Sürecin devam ettirilmesi için devletin artık somut adımlar atması gerektiğinin altını çizen Fluckiger, barış sürecinin en kilit ismi olan Öcalan’a karşı uygulanan tecridin bir an önce kaldırılması gerektiğini vurguladı. Sürecin başarıya ulaşması için görüşmelerin eşit koşullarda yürütülmesi gerektiğini savunan Fluckiger, “Sürecin önderi olan Öcalan, kısa sürede özgürlüğüne kavuşturulmalı ve bu şekilde görüşmelerin eşit seviyede yürütülmesi sağlanmalı” dedi. Öcalan’ın özgürlüğünün yanı sıra sürecin anayasal bir güvenceye alınması gerektiğini de belirten Fluckiger “Bu süreçle birlikte sadece Kürtlerin değil, ülkede yaşayan bütün azınlıkların bütün halkları anayasal bir garantiye alınmalı. Başkanlık sisteminde ısrar eden bir siyasetten vazgeçilerek demokratik bir siyasette ısrar edilmeli” şeklinde konuştu.

ORTADOĞU GERÇEKLİĞİNDE PKK SİLAH BIRAKAMAZ

Görüşmeler kapsamında PKK’den silah bırakılmasına yönelik istemlere de tepki gösteren Fluckiger, “DAİŞ’e karşı Ortadoğu da tek başına savaşan bir örgüte silah bırak demek aptallıktır. Bir taraftan Ortadoğu’da halkların başına bela olan DAİŞ’e açıktan destek vereceksin diğer taraftan bu terör örgütüne karşı tek savaşan PKK’den silah bırakmasını isteyerek bir çözüm yapmak isteyeceksin bu bir tuhaflıktır ” dedi.
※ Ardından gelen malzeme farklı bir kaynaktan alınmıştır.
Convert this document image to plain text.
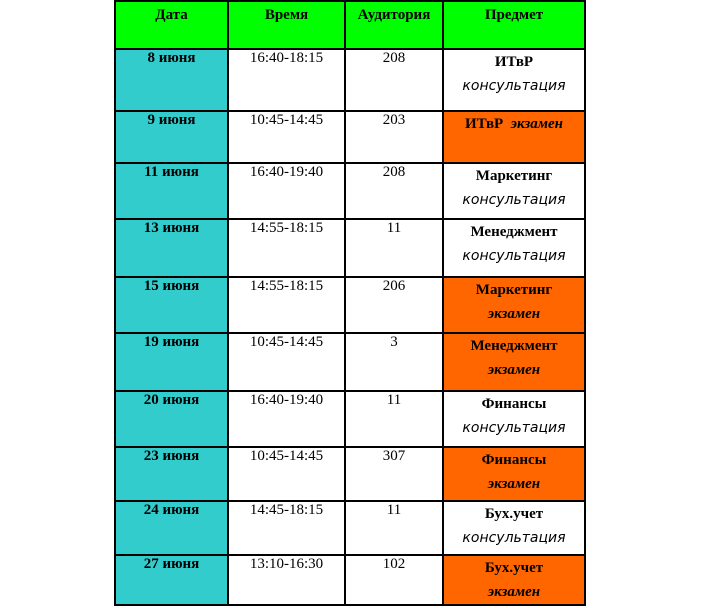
Дата	Время	Аудитория	Предмет
8 июня	16:40-18:15	208	ИТвР
консультация

9 июня	10:45-14:45	203	ИТвР экзамен
11 июня	16:40-19:40	208	Маркетинг
консультация

13 июня	14:55-18:15	11	Менеджмент
консультация

15 июня	14:55-18:15	206	Маркетинг
экзамен

19 июня	10:45-14:45	3	Менеджмент
экзамен

20 июня	16:40-19:40	11	Финансы
консультация

23 июня	10:45-14:45	307	Финансы
экзамен

24 июня	14:45-18:15	11	Бух.учет
консультация

27 июня	13:10-16:30	102	Бух.учет
экзамен
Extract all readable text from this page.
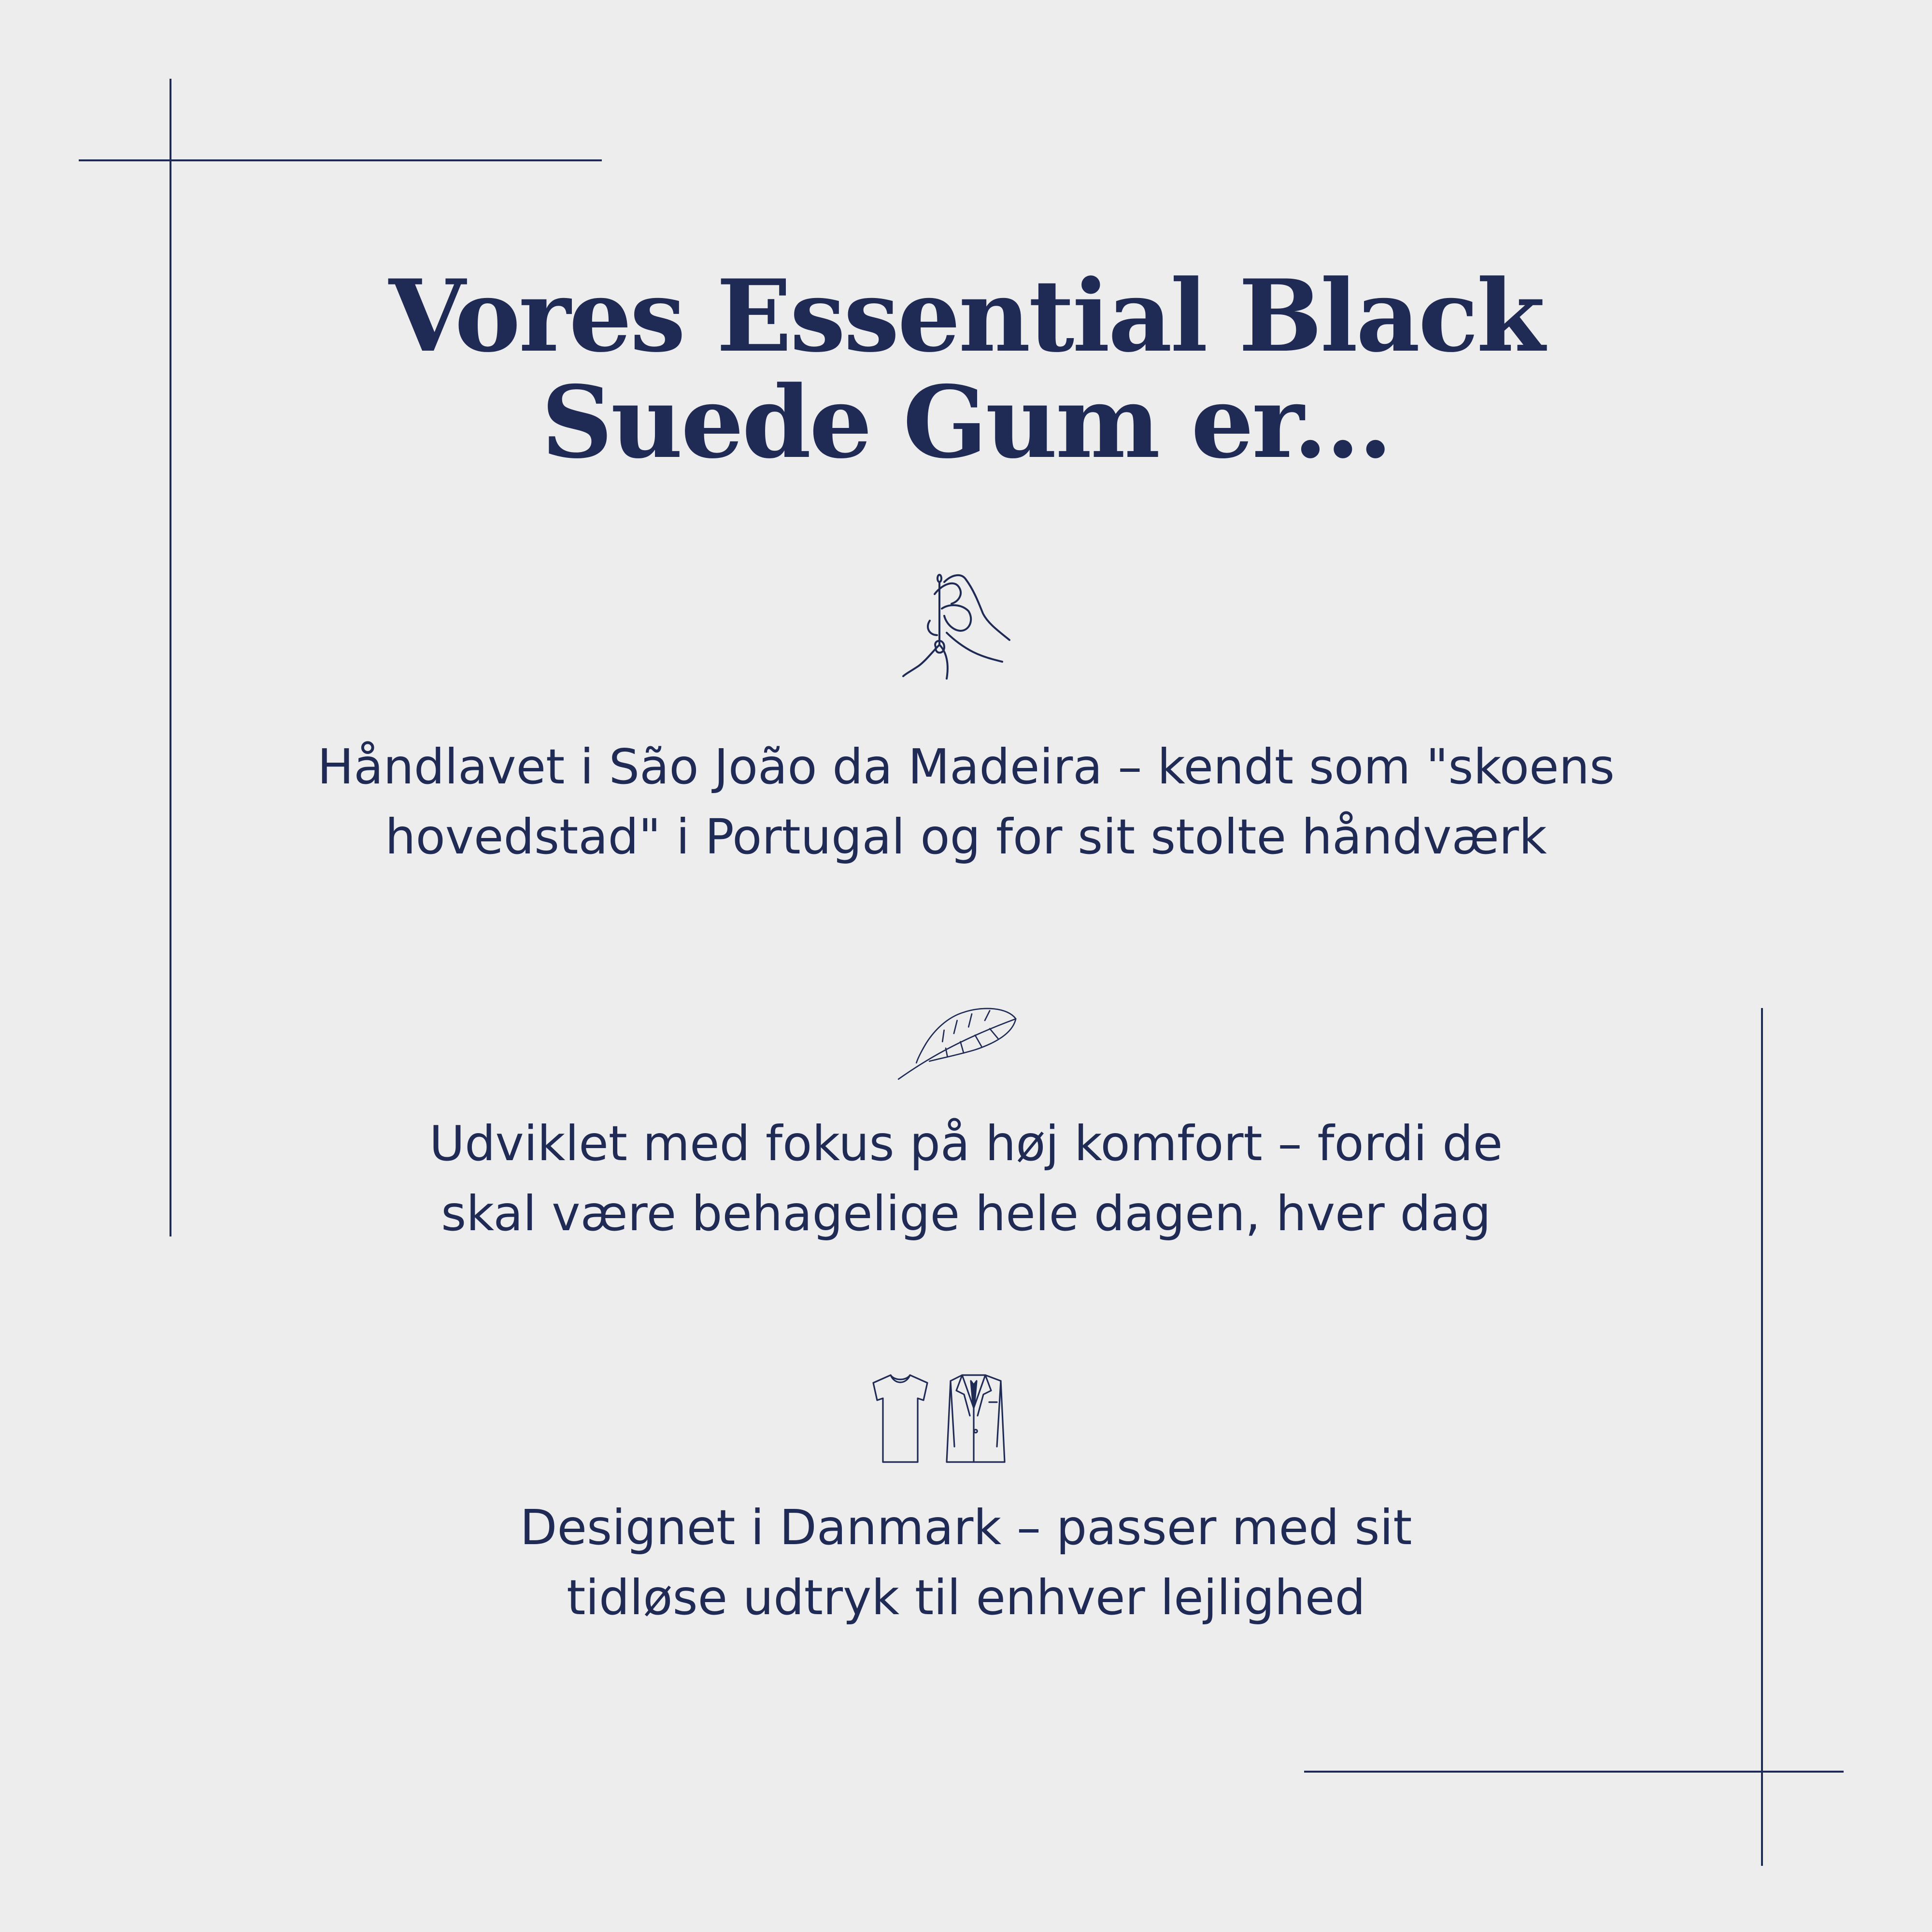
Vores Essential Black
Suede Gum er...

Håndlavet i São João da Madeira – kendt som "skoens
hovedstad" i Portugal og for sit stolte håndværk

Udviklet med fokus på høj komfort – fordi de
skal være behagelige hele dagen, hver dag

Designet i Danmark – passer med sit
tidløse udtryk til enhver lejlighed
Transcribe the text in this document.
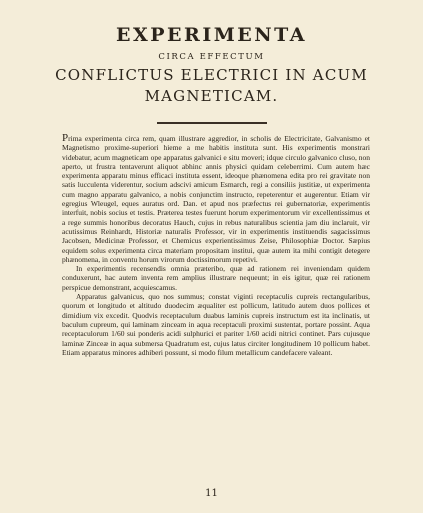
EXPERIMENTA
CIRCA EFFECTUM
CONFLICTUS ELECTRICI IN ACUM
MAGNETICAM.

Prima experimenta circa rem, quam illustrare aggredior, in scholis de Electricitate, Galvanismo et Magnetismo proxime-superiori hieme a me habitis instituta sunt. His experimentis monstrari videbatur, acum magneticam ope apparatus galvanici e situ moveri; idque circulo galvanico cluso, non aperto, ut frustra tentaverunt aliquot abhinc annis physici quidam celeberrimi. Cum autem hæc experimenta apparatu minus efficaci instituta essent, ideoque phænomena edita pro rei gravitate non satis lucculenta viderentur, socium adscivi amicum Esmarch, regi a consiliis justitiæ, ut experimenta cum magno apparatu galvanico, a nobis conjunctim instructo, repeterentur et augerentur. Etiam vir egregius Wleugel, eques auratus ord. Dan. et apud nos præfectus rei gubernatoriæ, experimentis interfuit, nobis socius et testis. Præterea testes fuerunt horum experimentorum vir excellentissimus et a rege summis honoribus decoratus Hauch, cujus in rebus naturalibus scientia jam diu inclaruit, vir acutissimus Reinhardt, Historiæ naturalis Professor, vir in experimentis instituendis sagacissimus Jacobsen, Medicinæ Professor, et Chemicus experientissimus Zeise, Philosophiæ Doctor. Sæpius equidem solus experimenta circa materiam propositam institui, quæ autem ita mihi contigit detegere phænomena, in conventu horum virorum doctissimorum repetivi.

In experimentis recensendis omnia præteribo, quæ ad rationem rei inveniendam quidem conduxerunt, hac autem inventa rem amplius illustrare nequeunt; in eis igitur, quæ rei rationem perspicue demonstrant, acquiescamus.

Apparatus galvanicus, quo nos summus; constat viginti receptaculis cupreis rectangularibus, quorum et longitudo et altitudo duodecim æqualiter est pollicum, latitudo autem duos pollices et dimidium vix excedit. Quodvis receptaculum duabus laminis cupreis instructum est ita inclinatis, ut baculum cupreum, qui laminam zinceam in aqua receptaculi proximi sustentat, portare possint. Aqua receptaculorum 1/60 sui ponderis acidi sulphurici et pariter 1/60 acidi nitrici continet. Pars cujusque laminæ Zinceæ in aqua submersa Quadratum est, cujus latus circiter longitudinem 10 pollicum habet. Etiam apparatus minores adhiberi possunt, si modo filum metallicum candefacere valeant.

11
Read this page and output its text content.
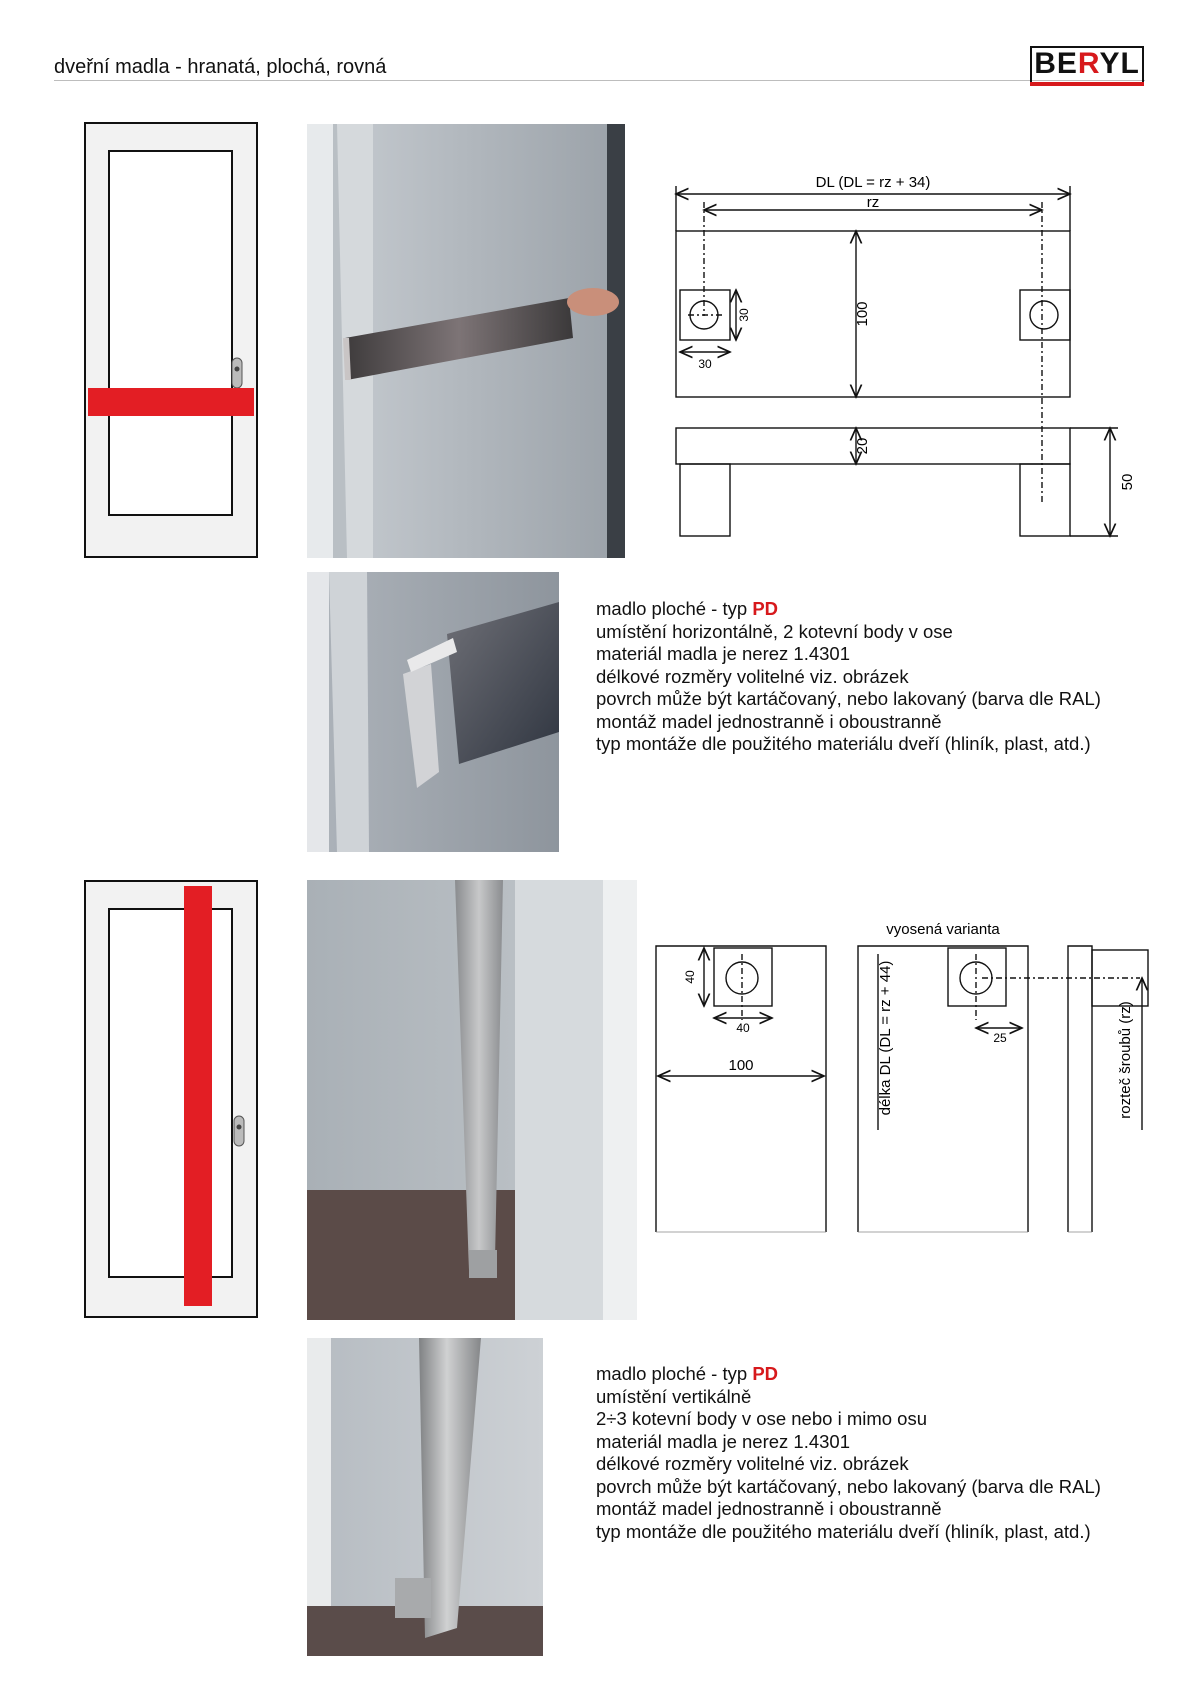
dveřní madla - hranatá, plochá, rovná	BERYL
DL (DL = rz + 34)
rz
100
30
30
20
50
madlo ploché - typ PD
umístění horizontálně, 2 kotevní body v ose
materiál madla je nerez 1.4301
délkové rozměry volitelné viz. obrázek
povrch může být kartáčovaný, nebo lakovaný (barva dle RAL)
montáž madel jednostranně i oboustranně
typ montáže dle použitého materiálu dveří (hliník, plast, atd.)
vyosená varianta
40
40
100	délka DL (DL = rz + 44)	25	rozteč šroubů (rz)
madlo ploché - typ PD
umístění vertikálně
2÷3 kotevní body v ose nebo i mimo osu
materiál madla je nerez 1.4301
délkové rozměry volitelné viz. obrázek
povrch může být kartáčovaný, nebo lakovaný (barva dle RAL)
montáž madel jednostranně i oboustranně
typ montáže dle použitého materiálu dveří (hliník, plast, atd.)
SINIR DIŞI OPERASYON KÜRTLERE KARŞI SAVAŞ İLANI ANLAMINA GELİR

Türkiye’nin Rojava’ya ve Suriye’ye yönelik yapmak istediği sınır dışı operasyonun, sınır güvenliği bahane edilerek tek amacının Kürtlere karşı olduğunu da dile getiren Fluckiger, yapılacak bir operasyonun Kürtlere karşı bir savaş ilanı anlamına geleceğini vurguladı. Türkiye’nin DAİŞ’i Kürtlere karşı yeğlediğini dile getiren Fluckiger, “Bu güne kadar sınırda DAİŞ varken sınır tehdidi diye bir durum yoktu. YPG’nin belli noktaları ele geçirmesi ile birlikte daha da güçlenmesi Türkiye’yi korkutmaya başladı. Yanı başında güçlü bir Kürt yapısı istemeyen Türkiye Rojava’da var olacak sistemin Türkiye’ye de sıçramasından korktuğu için bugün böyle bir tartışma içerisindedir” şeklinde konuştu.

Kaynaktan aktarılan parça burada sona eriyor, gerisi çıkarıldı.